For a few more weeks there will be little things, and I’ll have to add travel things-to-do to the list – the jabs, the tickets, the insurance. But I can sit quietly now and clear out my mind, much as I cleared out the bungalow at Rosecroft Gardens last week.

It was when everything was cleared in the bungalow that I had my first reminder of the speed at which thoughts race when you take away some of the mind’s stimuli. Everything had been boxed and driven home, and there was no TV, no music (even the transistor radio had run down), no nothing. I sat on a chair and drifted off into thoughts – wild racing thoughts that led me down path after path, ideas leaping from the calm ocean of mind to be grasped, examined, followed and let go… I paused, came back to earth and checked my watch: five minutes. Perhaps I was wrong. I drifted off into thought again, had a wonderful collection of conjecture – only three minutes. Dreamtime.
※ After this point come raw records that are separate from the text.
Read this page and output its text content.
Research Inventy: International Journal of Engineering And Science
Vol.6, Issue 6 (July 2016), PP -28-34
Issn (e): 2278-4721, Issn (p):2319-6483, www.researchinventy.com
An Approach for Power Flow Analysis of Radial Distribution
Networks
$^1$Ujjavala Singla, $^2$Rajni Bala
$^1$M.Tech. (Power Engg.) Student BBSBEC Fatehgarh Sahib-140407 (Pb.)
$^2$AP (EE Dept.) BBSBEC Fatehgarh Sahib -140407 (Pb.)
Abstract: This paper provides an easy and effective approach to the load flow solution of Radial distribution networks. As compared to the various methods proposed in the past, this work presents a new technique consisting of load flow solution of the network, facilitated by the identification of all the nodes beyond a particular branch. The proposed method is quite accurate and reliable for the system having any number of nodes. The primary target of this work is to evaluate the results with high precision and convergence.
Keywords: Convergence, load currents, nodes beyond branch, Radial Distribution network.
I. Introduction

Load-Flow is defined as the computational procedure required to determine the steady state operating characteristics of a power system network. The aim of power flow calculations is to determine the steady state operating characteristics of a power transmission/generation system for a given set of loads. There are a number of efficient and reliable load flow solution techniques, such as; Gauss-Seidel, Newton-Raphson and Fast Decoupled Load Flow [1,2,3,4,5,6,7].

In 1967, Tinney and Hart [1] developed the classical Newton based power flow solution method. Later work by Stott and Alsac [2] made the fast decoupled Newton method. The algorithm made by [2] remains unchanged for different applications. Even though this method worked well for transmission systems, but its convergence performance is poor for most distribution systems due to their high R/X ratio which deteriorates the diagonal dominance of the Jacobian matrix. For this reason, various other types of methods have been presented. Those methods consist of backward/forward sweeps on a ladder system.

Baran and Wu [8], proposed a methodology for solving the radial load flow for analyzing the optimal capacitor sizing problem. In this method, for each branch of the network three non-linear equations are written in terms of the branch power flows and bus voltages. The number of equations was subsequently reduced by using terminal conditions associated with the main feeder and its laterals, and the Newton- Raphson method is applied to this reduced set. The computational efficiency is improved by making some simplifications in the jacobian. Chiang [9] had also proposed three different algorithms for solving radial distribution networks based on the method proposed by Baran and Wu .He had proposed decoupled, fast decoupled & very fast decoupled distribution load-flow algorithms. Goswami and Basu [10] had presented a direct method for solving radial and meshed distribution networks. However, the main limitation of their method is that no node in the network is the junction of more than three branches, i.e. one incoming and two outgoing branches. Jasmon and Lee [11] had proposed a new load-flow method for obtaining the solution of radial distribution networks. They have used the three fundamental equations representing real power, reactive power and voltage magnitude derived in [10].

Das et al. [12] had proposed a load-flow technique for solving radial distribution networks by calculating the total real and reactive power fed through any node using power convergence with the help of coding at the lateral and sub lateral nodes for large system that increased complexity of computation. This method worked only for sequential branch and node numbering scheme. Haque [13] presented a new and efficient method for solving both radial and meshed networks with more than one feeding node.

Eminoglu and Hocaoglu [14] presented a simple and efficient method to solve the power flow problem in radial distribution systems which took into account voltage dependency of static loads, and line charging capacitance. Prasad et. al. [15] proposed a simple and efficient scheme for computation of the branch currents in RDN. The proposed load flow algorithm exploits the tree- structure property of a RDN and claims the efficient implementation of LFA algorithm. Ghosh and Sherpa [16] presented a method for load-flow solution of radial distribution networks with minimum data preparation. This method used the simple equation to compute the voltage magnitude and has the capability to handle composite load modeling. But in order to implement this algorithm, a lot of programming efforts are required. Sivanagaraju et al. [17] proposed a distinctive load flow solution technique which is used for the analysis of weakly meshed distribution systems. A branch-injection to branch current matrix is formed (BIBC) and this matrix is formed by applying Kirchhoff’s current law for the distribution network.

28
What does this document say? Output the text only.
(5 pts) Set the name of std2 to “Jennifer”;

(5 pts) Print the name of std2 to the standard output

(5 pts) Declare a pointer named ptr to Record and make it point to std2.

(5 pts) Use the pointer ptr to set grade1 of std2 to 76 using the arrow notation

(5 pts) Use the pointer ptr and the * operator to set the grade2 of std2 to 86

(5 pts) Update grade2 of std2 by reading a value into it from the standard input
A Pascal line came to mind, that the disease of Western man is never being happy in an empty room. I’ve always thought that a terrible accusation – someone unhappy in an empty room is unhappy with their own company. After three and a half years of travelling I was extremely happy in an empty room – ‘Ah, nothing to do today’ I’d think, and stretch out listening to the sounds of the market below. When I arrived home I was positively bewildered by the amount of stuff I had: what could I possibly do with it all? In one lifetime! But of course all the stuff becomes the wealth of distraction which keep us from original thought – easier to react to external input, to passively absorb, than to create something new from existing patterns.

So now I’m relearning to sit, and think. And do nothing.